Chris Bosh, oft-derided for "riding the coattails" of Lebron and Dwyane Wade* funded a number of coding schools and studied CS at Georgia Tech. His parents had him coding at an early age as well.
(*Chris Bosh is a Hall of Fame player and maybe the most underrated big man of the last decade. Happy to debate. LOL)
Kevin Durant spent his time in the Bay Area investing in startups and learning how the tech world worked in SV.
More and more athletes are thinking of life-after-the-sport, but just as many are also seeing themselves as businessmen DURING their careers. The biggest names want to build iconic brands, and not just brands that focus on their personal identities. Podcasts, streaming services, energy drinks, athletic gear, music, film production, technology. Young smart men (mostly) flush with cash who have been coached on the cautionary tales of the late 90's and'00s where players received mega-contracts and were broke within 5 years (see: Vince Young, Antoine Walker, Andre Rison)
One last story: I used to work in the hosting/infrastructure world and an early colleague was a very early employee at RAX. Once told me a story that Gregg Popovich (coach) and David Robinson (HOF player) of the San Antonio Spurs each put $1M into RAX when they were still doing seed investments from friends, family and connections. He told me that if both men liquidated their shares at IPO, even with the 20% dip that happened quite quickly, their individual take would have each been more than Robinson made as an NBA player in his entire career ($112M).
A lot of athletes have their intelligence underestimated because of their background and education - most people don't understand just how smart you need to be to compete at the highest level.
But lets not fool ourselves either, there is also a lot of celebrity investments where a famous name is slapped on a lifestyle product like vitamin water, the celebrity makes millions, and the consumers ultimately get shafted because more often then not the celebrity name is just credentialism to up-sell a mediocre product.

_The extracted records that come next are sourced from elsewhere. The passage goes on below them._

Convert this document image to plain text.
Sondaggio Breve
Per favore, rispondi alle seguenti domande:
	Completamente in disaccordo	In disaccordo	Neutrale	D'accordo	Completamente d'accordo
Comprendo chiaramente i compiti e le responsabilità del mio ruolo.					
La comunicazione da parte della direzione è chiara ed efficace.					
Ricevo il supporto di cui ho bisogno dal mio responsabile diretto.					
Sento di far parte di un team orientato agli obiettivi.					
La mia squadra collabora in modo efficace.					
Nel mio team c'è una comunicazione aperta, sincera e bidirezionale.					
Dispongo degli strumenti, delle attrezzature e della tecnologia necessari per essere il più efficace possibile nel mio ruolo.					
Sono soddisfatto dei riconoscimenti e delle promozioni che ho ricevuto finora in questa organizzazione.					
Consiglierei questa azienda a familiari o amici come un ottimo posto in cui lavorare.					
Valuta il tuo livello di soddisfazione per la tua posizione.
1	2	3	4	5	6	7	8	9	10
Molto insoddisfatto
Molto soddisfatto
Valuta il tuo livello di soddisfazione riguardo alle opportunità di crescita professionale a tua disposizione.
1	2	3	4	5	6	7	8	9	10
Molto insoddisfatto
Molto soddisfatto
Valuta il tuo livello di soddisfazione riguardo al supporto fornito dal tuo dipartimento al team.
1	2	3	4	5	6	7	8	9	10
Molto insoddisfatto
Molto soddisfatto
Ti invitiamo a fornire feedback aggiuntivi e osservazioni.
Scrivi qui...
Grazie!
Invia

Shark tank does this as well because they know as soon as the show airs there will be a huge spike in sales by default.
Sometimes this is really bad for society as was the case with Theranos board of directors and any of the Kardashian brands. We shouldn't let celebrities amplify pump and dump schemes. I don't think the NBA players you listed have been involved, but I think its always important that we are vigilant for it...
I'm not sure it's reasonable to put blame on celebrities (athletes or otherwise) for hawking crappy things. A lot of the things people spend "more" on are mediocre product, excellent branding (Apple, Gucci, Range Rover, the list goes on). A celebrity endorsement is just more of the same - branding.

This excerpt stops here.